Mr Ward made various unsupported statements to the effect that the demolition of buildings such as this, or the Oriental Baths which Mr McKinnon drew attention to, that had happened in the nineteen sixties wouldn’t happen today, and yet here we are, with the proposed demolition of Victorian detached villas (no2 Victoria Road came into the discussion again), the loss of park space and the serious impact of partial demolition of a long heritage site right next door.
Again and again Mr Ward appeared to be underplaying the impact of all these demolitions that NGT want to carry out.

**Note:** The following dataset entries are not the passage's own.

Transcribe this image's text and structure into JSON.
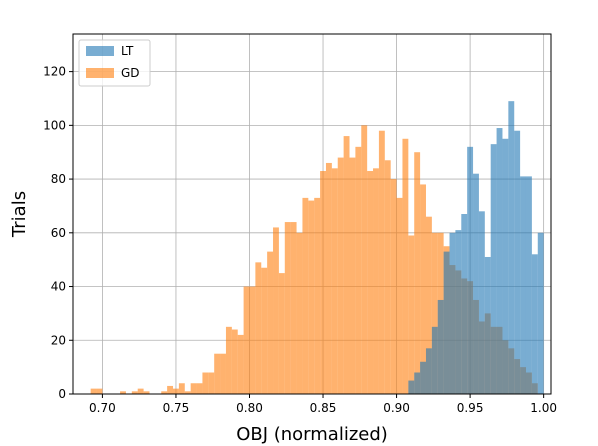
{
  "chart_data": {
    "type": "bar",
    "xlabel": "OBJ (normalized)",
    "ylabel": "Trials",
    "xlim": [
      0.68,
      1.005
    ],
    "ylim": [
      0,
      134
    ],
    "xticks": [
      "0.70",
      "0.75",
      "0.80",
      "0.85",
      "0.90",
      "0.95",
      "1.00"
    ],
    "yticks": [
      "0",
      "20",
      "40",
      "60",
      "80",
      "100",
      "120"
    ],
    "grid": true,
    "legend": "top-left",
    "colors": {
      "LT": "#1f77b4",
      "GD": "#ff7f0e"
    },
    "bin_width": 0.004,
    "series": [
      {
        "name": "LT",
        "x": [
          0.908,
          0.912,
          0.916,
          0.92,
          0.924,
          0.928,
          0.932,
          0.936,
          0.94,
          0.944,
          0.948,
          0.952,
          0.956,
          0.96,
          0.964,
          0.968,
          0.972,
          0.976,
          0.98,
          0.984,
          0.988,
          0.992,
          0.996
        ],
        "values": [
          5,
          8,
          12,
          17,
          25,
          35,
          53,
          60,
          61,
          67,
          92,
          82,
          68,
          51,
          93,
          99,
          95,
          109,
          98,
          81,
          81,
          52,
          60
        ]
      },
      {
        "name": "GD",
        "x": [
          0.688,
          0.692,
          0.696,
          0.7,
          0.704,
          0.708,
          0.712,
          0.716,
          0.72,
          0.724,
          0.728,
          0.732,
          0.736,
          0.74,
          0.744,
          0.748,
          0.752,
          0.756,
          0.76,
          0.764,
          0.768,
          0.772,
          0.776,
          0.78,
          0.784,
          0.788,
          0.792,
          0.796,
          0.8,
          0.804,
          0.808,
          0.812,
          0.816,
          0.82,
          0.824,
          0.828,
          0.832,
          0.836,
          0.84,
          0.844,
          0.848,
          0.852,
          0.856,
          0.86,
          0.864,
          0.868,
          0.872,
          0.876,
          0.88,
          0.884,
          0.888,
          0.892,
          0.896,
          0.9,
          0.904,
          0.908,
          0.912,
          0.916,
          0.92,
          0.924,
          0.928,
          0.932,
          0.936,
          0.94,
          0.944,
          0.948,
          0.952,
          0.956,
          0.96,
          0.964,
          0.968,
          0.972,
          0.976,
          0.98,
          0.984,
          0.988,
          0.992,
          0.996
        ],
        "values": [
          0,
          2,
          2,
          0,
          0,
          0,
          1,
          0,
          1,
          2,
          1,
          0,
          0,
          1,
          3,
          2,
          4,
          1,
          4,
          4,
          8,
          8,
          15,
          15,
          25,
          24,
          22,
          40,
          40,
          49,
          47,
          53,
          62,
          45,
          64,
          64,
          60,
          73,
          72,
          73,
          83,
          86,
          84,
          88,
          96,
          88,
          92,
          100,
          83,
          84,
          98,
          87,
          80,
          73,
          95,
          59,
          90,
          78,
          66,
          60,
          60,
          55,
          48,
          46,
          43,
          42,
          35,
          27,
          30,
          25,
          25,
          20,
          17,
          13,
          10,
          8,
          4,
          0
        ]
      }
    ]
  }
}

My own view is that Leeds City Council planners are out of control. The demolition of Eastgate is the most current example, to be replaced by a larger replica of the Trinity development so far as I have been able to make out. I recall that Mr Farrington who was examined in the first week was proud to put his name to the Victoria Gate scheme which will be the name of the John Lewis sponsored complex. Following the recent demolition of Royal Park School, which had been purposely allowed to deteriorate so as to make it not viable, and before that the closure of the Holt Park Centre I have to ask if they are planning to delete and overwrite any other valued and appreciated assets to the communities of Leeds. Not even the fine façade of Portland Stone and red brick is being kept on Eastgate, which the planners could easily have stipulated be kept by the new design. So now the radical modernistic design with its detail which bears no contextual relation to the townscape around will dominate and clash with its surroundings.
But I digress.
Unlike Eastgate, the destruction of the conservation areas along the A660 is by no means yet set in motion and a massive case was made this week by the concerned parties to demonstrate the historic significance of the route. Many unsupported statements or diminutions of importance have been exposed. Such simple things as Mr Ward’s assertion in his proof that the tree stock was ‘aging’, which when examined, he admitted he had no idea of the potential ages the threatened trees could reach, and so demonstrated another example of how he seems to work on ‘belief’ rather than hard evidence.
The fallacious nature of much of what has been presented is something we have to trust the Inspectors will have noticed. Unfortunately the day was marred by their uncharacteristic impatience. I am not clear why this was, but there was a suspicion that a train that needed to be caught had something to do with the hurrying of the last two cross examinations from objectors.
Nonetheless, with this witness as with several of the others, there was a sense that if we hadn’t holed his evidence below the waterline, it was at least on the waterline and that he was shipping some briny to dilute the strength of his assertions that this route was not of such great importance, or that the damage would not be such a loss to the community and heritage of Leeds.